Blasting through the air in a supersonic jet is an inherently dangerous activity. In addition to the possibility of engine failure, you’ve also got to worry about pilot fatigue, dehydration, and loss of consciousness — the latter of which is a big problem when you’re experiencing huge G-forces.
G-force induced loss of consciousness (GLOC) is a big issue for pilots, but unfortunately there are currently no onboard warning systems on jet fighters to warn the pilot if he is or she is falling into a GLOC state. Most of the helmet mounted displays that pilots wear are only capable of displaying flight/targeting information like altitude, air speed, weapon status, range, etc. — they’re generally not designed to show a pilot’s physiological conditions.

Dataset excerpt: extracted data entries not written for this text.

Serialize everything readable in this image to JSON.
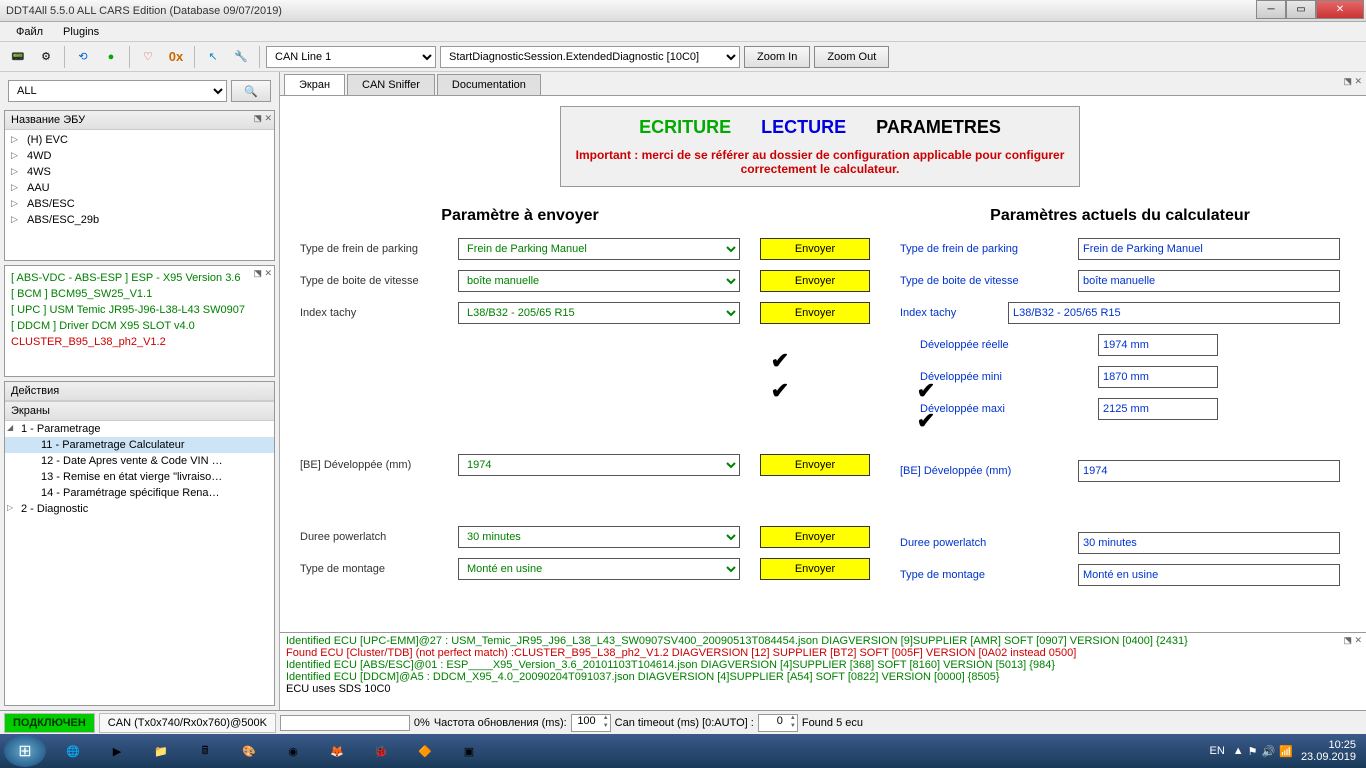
{
  "title": "DDT4All 5.5.0 ALL CARS Edition (Database 09/07/2019)",
  "menu": {
    "file": "Файл",
    "plugins": "Plugins"
  },
  "toolbar": {
    "connection_combo": "CAN Line 1",
    "session_combo": "StartDiagnosticSession.ExtendedDiagnostic [10C0]",
    "zoom_in": "Zoom In",
    "zoom_out": "Zoom Out"
  },
  "left": {
    "filter_all": "ALL",
    "ecu_name_header": "Название ЭБУ",
    "ecu_types": [
      "(H) EVC",
      "4WD",
      "4WS",
      "AAU",
      "ABS/ESC",
      "ABS/ESC_29b"
    ],
    "ecu_detected": [
      "[ ABS-VDC - ABS-ESP ] ESP - X95 Version 3.6",
      "[ BCM ] BCM95_SW25_V1.1",
      "[ UPC ] USM Temic JR95-J96-L38-L43 SW0907",
      "[ DDCM ] Driver DCM X95 SLOT v4.0",
      "CLUSTER_B95_L38_ph2_V1.2"
    ],
    "actions_header": "Действия",
    "screens_header": "Экраны",
    "tree_root": "1 - Parametrage",
    "tree_items": [
      "11 - Parametrage Calculateur",
      "12 - Date Apres vente & Code VIN …",
      "13 - Remise en état vierge \"livraiso…",
      "14 - Paramétrage spécifique Rena…"
    ],
    "tree_diag": "2 - Diagnostic"
  },
  "tabs": {
    "screen": "Экран",
    "sniffer": "CAN Sniffer",
    "docs": "Documentation"
  },
  "header": {
    "ecriture": "ECRITURE",
    "lecture": "LECTURE",
    "parametres": "PARAMETRES",
    "warning": "Important : merci de se référer au dossier de configuration applicable pour configurer correctement le calculateur."
  },
  "params_send_title": "Paramètre à envoyer",
  "params_actual_title": "Paramètres actuels du calculateur",
  "send_btn": "Envoyer",
  "rows": {
    "parking_label": "Type de frein de parking",
    "parking_value": "Frein de Parking Manuel",
    "gearbox_label": "Type de boite de vitesse",
    "gearbox_value": "boîte manuelle",
    "tachy_label": "Index tachy",
    "tachy_value": "L38/B32 - 205/65 R15",
    "dev_reelle_label": "Développée réelle",
    "dev_reelle_value": "1974 mm",
    "dev_mini_label": "Développée mini",
    "dev_mini_value": "1870 mm",
    "dev_maxi_label": "Développée maxi",
    "dev_maxi_value": "2125 mm",
    "be_dev_label": "[BE] Développée (mm)",
    "be_dev_value": "1974",
    "powerlatch_label": "Duree powerlatch",
    "powerlatch_value": "30 minutes",
    "montage_label": "Type de montage",
    "montage_value": "Monté en usine"
  },
  "log": [
    "Identified ECU [UPC-EMM]@27 : USM_Temic_JR95_J96_L38_L43_SW0907SV400_20090513T084454.json DIAGVERSION [9]SUPPLIER [AMR] SOFT [0907] VERSION [0400]  {2431}",
    "Found ECU [Cluster/TDB]  (not perfect match)  :CLUSTER_B95_L38_ph2_V1.2 DIAGVERSION [12] SUPPLIER [BT2] SOFT [005F] VERSION [0A02 instead 0500]",
    "Identified ECU [ABS/ESC]@01 : ESP____X95_Version_3.6_20101103T104614.json DIAGVERSION [4]SUPPLIER [368] SOFT [8160] VERSION [5013]  {984}",
    "Identified ECU [DDCM]@A5 : DDCM_X95_4.0_20090204T091037.json DIAGVERSION [4]SUPPLIER [A54] SOFT [0822] VERSION [0000]  {8505}",
    "ECU uses SDS 10C0"
  ],
  "status": {
    "connected": "ПОДКЛЮЧЕН",
    "can": "CAN (Tx0x740/Rx0x760)@500K",
    "progress": "0%",
    "refresh_label": "Частота обновления (ms):",
    "refresh_value": "100",
    "timeout_label": "Can timeout (ms) [0:AUTO] :",
    "timeout_value": "0",
    "found": "Found 5 ecu"
  },
  "tray": {
    "lang": "EN",
    "time": "10:25",
    "date": "23.09.2019"
  }
}
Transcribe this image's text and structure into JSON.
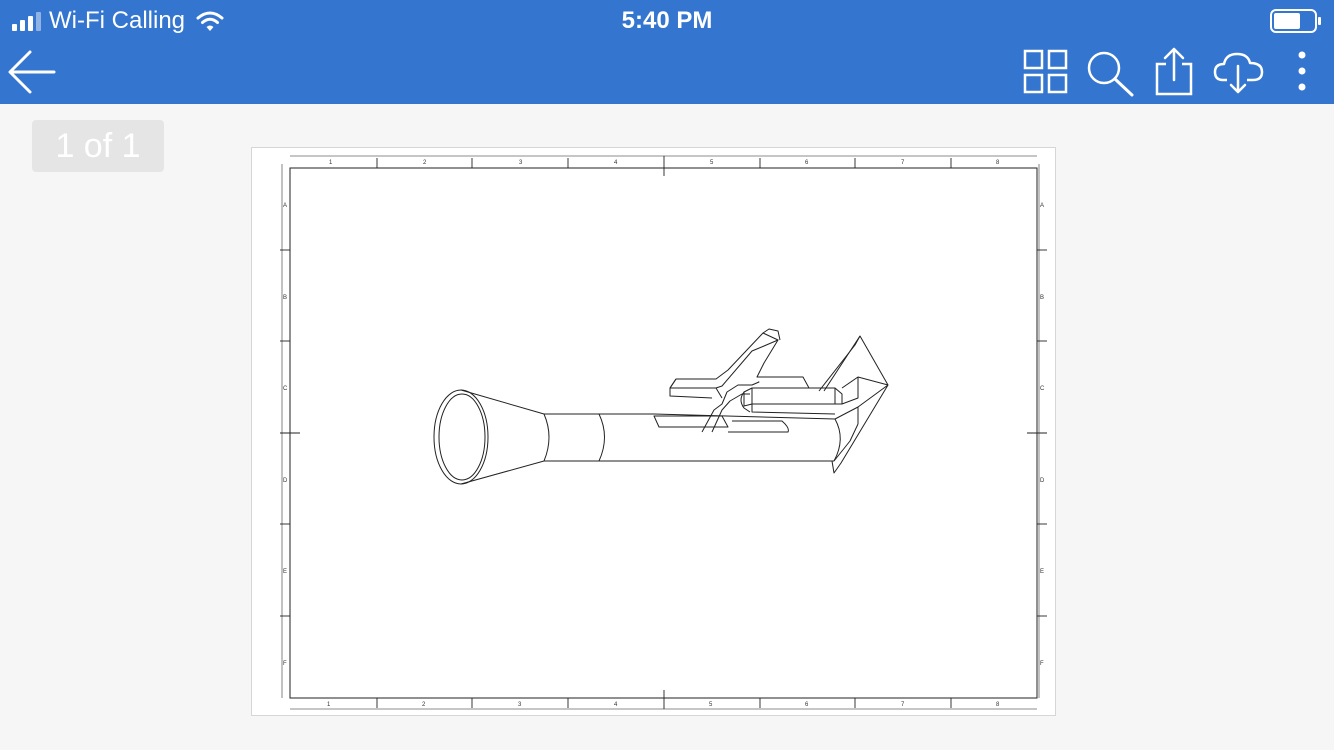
{
  "status_bar": {
    "carrier": "Wi-Fi Calling",
    "time": "5:40 PM",
    "icons": [
      "cellular-signal-icon",
      "wifi-icon",
      "battery-icon"
    ]
  },
  "toolbar": {
    "background": "#3475cf",
    "back_icon": "arrow-left-icon",
    "actions": [
      "grid-view-icon",
      "search-icon",
      "share-icon",
      "cloud-download-icon",
      "more-vertical-icon"
    ]
  },
  "viewer": {
    "page_indicator": "1 of 1"
  },
  "drawing": {
    "column_labels": [
      "1",
      "2",
      "3",
      "4",
      "5",
      "6",
      "7",
      "8"
    ],
    "row_labels": [
      "A",
      "B",
      "C",
      "D",
      "E",
      "F"
    ]
  }
}
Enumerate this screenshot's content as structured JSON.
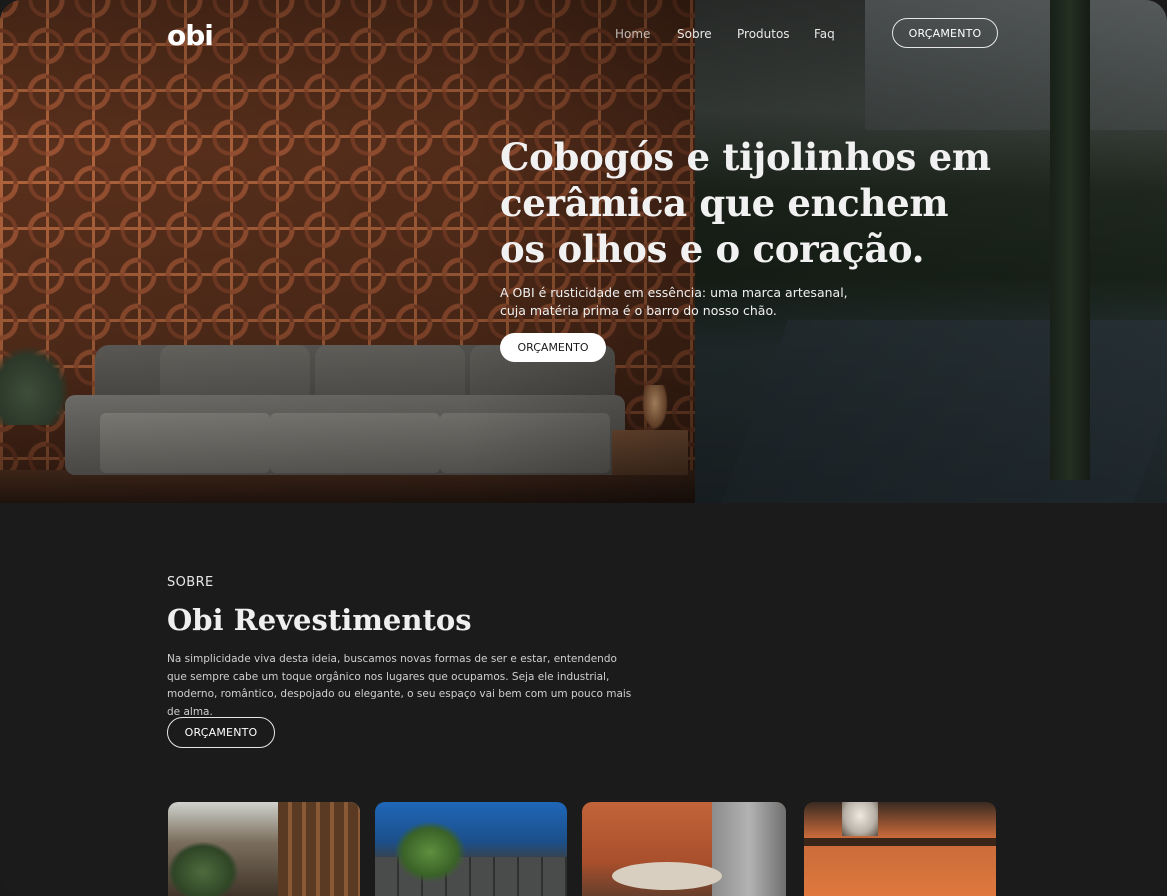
{
  "nav": {
    "logo": "obi",
    "links": [
      "Home",
      "Sobre",
      "Produtos",
      "Faq"
    ],
    "cta": "ORÇAMENTO"
  },
  "hero": {
    "title": "Cobogós e tijolinhos em cerâmica que enchem os olhos e o coração.",
    "subtitle": "A OBI é rusticidade em essência: uma marca artesanal, cuja matéria prima é o barro do nosso chão.",
    "cta": "ORÇAMENTO"
  },
  "about": {
    "eyebrow": "SOBRE",
    "title": "Obi Revestimentos",
    "text": "Na simplicidade viva desta ideia, buscamos novas formas de ser e estar, entendendo que sempre cabe um toque orgânico nos lugares que ocupamos. Seja ele industrial, moderno, romântico, despojado ou elegante, o seu espaço vai bem com um pouco mais de alma.",
    "cta": "ORÇAMENTO"
  },
  "colors": {
    "background": "#1b1b1b",
    "text": "#efefef",
    "button_bg": "#ffffff",
    "terracotta": "#9a5232"
  }
}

But that might not be the case for much longer. According to a recent report on Jerusalem Post, scientists from the Israeli defense company Elbit Systems have recently developed a new device that can be embedded in a pilot’s helmet and measure his/her vital signs in real time.
The device, called Canary Airborne Guardian System, can monitor things like oxygen levels, blood flow, and heart rate of the pilot in real time, and warn them in advance to take action if they are about to lose consciousness. If the pilot beingsto show signs of hypoxia or loss of consciousness, the system automatically issues a warning, which is projected on both the pilot’s helmet mounted display and on the aircraft’s console computer. In the event that these warnings aren’t enough and the pilot goes unconscious, the system can take over control of the plane and fly on auto pilot mode, keeping the pilot out of danger.
The device was developed with the help of the US Air Force Research Laboratory (AFRL) and Israeli start-up company LifeBeam . They company wants the device to be an alternative to the Digital Joint Helmet-Mounted Cuing System, which is currently used on a number of US Air Force fighter jets.
LifeBeam has mentioned that the Canary Airborne Guardian System has been a success in both ground and flight trials, and will go into production next year.